Many anticancer drugs fail to live up to their potential simply because they do not dissolve well in water. Only by mixing these fat-soluble compounds in oils, detergents, and other substances that cause unwanted side effects can pharmacologists keep them in the bloodstream long enough to reach the tumor targets.
Now, by adding a phosphate side group to a commonly used anticancer compound called etoposide, researchers have managed to get rid of all other chemical baggage. As a result, cancer specialists can explore different and possibly more effective treatment regimens involving this compound, says Daniel R. Budman of North Shore University Hospital-Cornell Medical College in Manhasset, N.Y. The phosphate imparts a charge to the molecule so that it readily dissolves in water.
Budman and his colleagues administered the water-soluble version to 25 people whose solid tumors had not responded to other treatments.
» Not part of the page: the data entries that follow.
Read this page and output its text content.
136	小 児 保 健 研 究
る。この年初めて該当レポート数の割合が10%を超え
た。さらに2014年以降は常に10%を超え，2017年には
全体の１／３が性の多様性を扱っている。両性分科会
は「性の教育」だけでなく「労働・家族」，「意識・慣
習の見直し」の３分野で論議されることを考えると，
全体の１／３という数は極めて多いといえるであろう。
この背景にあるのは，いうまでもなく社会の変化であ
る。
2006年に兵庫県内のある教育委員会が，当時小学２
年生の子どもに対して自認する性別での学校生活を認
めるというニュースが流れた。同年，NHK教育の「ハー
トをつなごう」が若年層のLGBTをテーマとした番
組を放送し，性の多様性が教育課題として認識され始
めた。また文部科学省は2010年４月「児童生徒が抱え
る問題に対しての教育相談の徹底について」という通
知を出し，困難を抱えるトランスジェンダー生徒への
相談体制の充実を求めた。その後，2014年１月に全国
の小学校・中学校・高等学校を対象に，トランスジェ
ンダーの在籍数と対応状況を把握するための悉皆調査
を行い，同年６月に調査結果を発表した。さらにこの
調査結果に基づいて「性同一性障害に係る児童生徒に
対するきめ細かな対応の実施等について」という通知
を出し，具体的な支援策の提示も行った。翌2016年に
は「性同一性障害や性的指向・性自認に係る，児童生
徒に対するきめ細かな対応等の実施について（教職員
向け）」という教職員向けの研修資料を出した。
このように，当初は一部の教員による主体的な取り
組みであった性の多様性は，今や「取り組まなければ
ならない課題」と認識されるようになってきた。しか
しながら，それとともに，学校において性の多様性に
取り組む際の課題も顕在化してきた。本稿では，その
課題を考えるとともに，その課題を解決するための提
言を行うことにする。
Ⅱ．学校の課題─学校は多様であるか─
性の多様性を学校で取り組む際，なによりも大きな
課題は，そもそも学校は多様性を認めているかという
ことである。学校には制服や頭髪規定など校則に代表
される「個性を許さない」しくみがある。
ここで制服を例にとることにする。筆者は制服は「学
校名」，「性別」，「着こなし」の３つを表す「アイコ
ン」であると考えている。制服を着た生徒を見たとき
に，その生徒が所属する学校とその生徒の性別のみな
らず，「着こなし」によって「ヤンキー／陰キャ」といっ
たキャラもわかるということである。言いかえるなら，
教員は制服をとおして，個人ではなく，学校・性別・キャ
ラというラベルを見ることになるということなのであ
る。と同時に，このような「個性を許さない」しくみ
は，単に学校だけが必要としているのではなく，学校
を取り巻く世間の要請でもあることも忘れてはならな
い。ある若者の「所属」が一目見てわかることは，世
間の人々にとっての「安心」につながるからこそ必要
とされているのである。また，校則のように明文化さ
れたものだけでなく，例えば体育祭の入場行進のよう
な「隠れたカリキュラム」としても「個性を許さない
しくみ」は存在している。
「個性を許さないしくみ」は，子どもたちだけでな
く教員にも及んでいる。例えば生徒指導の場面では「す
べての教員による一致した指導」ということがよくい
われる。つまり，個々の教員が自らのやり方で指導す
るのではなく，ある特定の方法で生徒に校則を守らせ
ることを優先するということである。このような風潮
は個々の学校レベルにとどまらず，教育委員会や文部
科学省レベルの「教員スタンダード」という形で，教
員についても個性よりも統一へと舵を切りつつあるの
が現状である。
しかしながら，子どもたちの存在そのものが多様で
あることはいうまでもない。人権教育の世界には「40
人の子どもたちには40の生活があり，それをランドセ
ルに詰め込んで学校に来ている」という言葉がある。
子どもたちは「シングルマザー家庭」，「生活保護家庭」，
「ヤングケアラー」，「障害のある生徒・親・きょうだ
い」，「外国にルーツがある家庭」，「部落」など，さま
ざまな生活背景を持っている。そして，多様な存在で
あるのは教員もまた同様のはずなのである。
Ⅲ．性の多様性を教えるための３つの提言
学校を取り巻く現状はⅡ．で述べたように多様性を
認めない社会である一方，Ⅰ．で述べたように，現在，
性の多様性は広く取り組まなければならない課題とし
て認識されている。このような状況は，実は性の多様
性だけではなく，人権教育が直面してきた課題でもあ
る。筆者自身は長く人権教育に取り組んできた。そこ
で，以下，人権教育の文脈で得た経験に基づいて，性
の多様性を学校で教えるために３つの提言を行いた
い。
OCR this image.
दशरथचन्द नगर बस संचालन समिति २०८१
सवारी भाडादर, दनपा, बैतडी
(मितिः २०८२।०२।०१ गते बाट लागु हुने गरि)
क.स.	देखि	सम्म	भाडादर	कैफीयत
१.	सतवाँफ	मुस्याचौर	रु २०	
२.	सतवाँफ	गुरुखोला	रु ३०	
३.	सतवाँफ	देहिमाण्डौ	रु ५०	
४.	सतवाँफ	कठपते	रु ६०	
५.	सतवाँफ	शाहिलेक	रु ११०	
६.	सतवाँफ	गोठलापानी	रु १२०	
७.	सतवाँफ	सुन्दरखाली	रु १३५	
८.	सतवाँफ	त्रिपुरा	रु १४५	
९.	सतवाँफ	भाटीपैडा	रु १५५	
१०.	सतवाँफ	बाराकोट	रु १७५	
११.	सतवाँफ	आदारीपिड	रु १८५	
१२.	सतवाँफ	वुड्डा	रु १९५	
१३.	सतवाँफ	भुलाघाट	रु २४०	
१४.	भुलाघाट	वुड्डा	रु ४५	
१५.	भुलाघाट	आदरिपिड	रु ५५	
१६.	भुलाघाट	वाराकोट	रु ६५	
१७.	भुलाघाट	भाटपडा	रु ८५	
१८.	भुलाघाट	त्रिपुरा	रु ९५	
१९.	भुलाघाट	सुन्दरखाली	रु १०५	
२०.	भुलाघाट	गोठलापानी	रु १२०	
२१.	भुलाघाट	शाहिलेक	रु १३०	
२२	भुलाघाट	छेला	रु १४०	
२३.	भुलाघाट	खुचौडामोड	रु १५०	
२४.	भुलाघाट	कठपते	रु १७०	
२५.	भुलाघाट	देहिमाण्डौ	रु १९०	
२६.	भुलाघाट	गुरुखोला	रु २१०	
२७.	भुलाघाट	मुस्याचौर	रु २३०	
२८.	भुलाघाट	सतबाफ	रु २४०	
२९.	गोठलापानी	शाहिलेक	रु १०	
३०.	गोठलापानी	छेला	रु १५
The researchers proved they could deliver the drug faster (in five, instead of 45, minutes) and in higher doses with fewer complications than is possible with etoposide in its original form, says Budman. After injection, enzymes in the blood chop off the compound's phosphate group and, within 10 minutes, restore the drug to its original, active form. "Then it [follows] the same pharmacology as the older drug," Budman explains. "[This form] is a lot more convenient."
The new version must undergo further evaluation, but Budman and others predict that pharmaceutical companies will soon begin making water-soluble versions of other drugs.